Point Seven: this market is also flooded with newbie agents/developers/speculators who were trained by Carleton Sheets and Robert Kiyosaki who, along with the Donald, just wants you to be rich. Forgive me. I'm chuckling. These trainers are smart and savvy, I've read their books, played their games. All good info, some of it brilliant. But, like Rich Jerk, they make their millions selling you their secrets, which mostly consists of Buy Low, Sell High using Other People's Money. They are not buying and selling real estate. Not lately, anyway. They know better.

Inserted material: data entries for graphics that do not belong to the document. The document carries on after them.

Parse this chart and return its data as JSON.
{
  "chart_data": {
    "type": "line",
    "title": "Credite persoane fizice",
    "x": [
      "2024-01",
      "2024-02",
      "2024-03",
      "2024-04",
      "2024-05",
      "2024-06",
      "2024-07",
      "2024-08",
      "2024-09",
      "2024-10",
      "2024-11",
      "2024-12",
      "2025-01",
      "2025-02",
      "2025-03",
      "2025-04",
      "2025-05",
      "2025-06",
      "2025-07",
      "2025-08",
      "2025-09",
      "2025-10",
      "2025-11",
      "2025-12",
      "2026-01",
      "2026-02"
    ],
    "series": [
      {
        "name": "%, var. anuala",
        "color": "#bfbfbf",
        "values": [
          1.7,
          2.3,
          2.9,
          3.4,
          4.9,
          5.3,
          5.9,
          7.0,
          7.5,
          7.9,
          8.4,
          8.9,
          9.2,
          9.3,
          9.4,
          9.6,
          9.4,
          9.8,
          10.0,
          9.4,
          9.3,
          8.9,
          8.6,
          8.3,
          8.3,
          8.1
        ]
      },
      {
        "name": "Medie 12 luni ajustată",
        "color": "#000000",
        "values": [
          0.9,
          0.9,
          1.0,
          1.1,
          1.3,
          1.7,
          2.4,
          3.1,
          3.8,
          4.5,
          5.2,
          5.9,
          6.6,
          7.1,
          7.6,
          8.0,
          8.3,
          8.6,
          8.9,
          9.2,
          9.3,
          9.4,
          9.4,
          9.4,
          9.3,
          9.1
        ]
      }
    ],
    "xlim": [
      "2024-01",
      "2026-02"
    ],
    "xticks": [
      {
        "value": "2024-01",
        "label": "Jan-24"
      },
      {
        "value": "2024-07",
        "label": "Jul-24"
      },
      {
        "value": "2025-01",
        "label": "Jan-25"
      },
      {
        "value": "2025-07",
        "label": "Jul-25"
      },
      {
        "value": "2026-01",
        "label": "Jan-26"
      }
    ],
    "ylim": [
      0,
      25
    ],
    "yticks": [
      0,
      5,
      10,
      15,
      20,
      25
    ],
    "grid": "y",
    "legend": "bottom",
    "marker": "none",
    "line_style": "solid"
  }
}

The scariest thing about these newbies with their websites and their cell phones is that they don't know they don't know anything. They don't know markets are cyclical. If they are reading this, they are now googling cyclical. They have said these words: "Costa Rica real estate values will never go down." They never heard of Fibonacci. Don't understand central banking. Can't pronounce Bernanke. Have never seen Predatory Lending in action and have no idea why the death of the sub-prime lending market is cause for alarm. Don't know the difference between a speculator and an investor (they will think they are one and the same.) Never give a thought to who the end-user will be past what they've been told ("77 million baby boomers") and wonder why I would mention it. The whole baby boomer thing is common knowledge. Accepted wisdom. You can take that to the bank. Right?
You might be wondering if I'm so down on the market, why am I jumping in? Because it's fun. I need a job and I'm good at this one. As long as my customer is an informed customer, eyes wide open, I can work with that. He's buying because he wants a property here, not for a flip. He can afford it and he wants it. He will have it for many many years and can ride out a market correction.
And I get five days away from two teens (poor mommy), in a new part of the country with monkeys and macaws, at the beach. Two of the nights in a developer's fabulous guest house overlooking the ocean, all food and drink included. Heck. Who wouldn't want this job?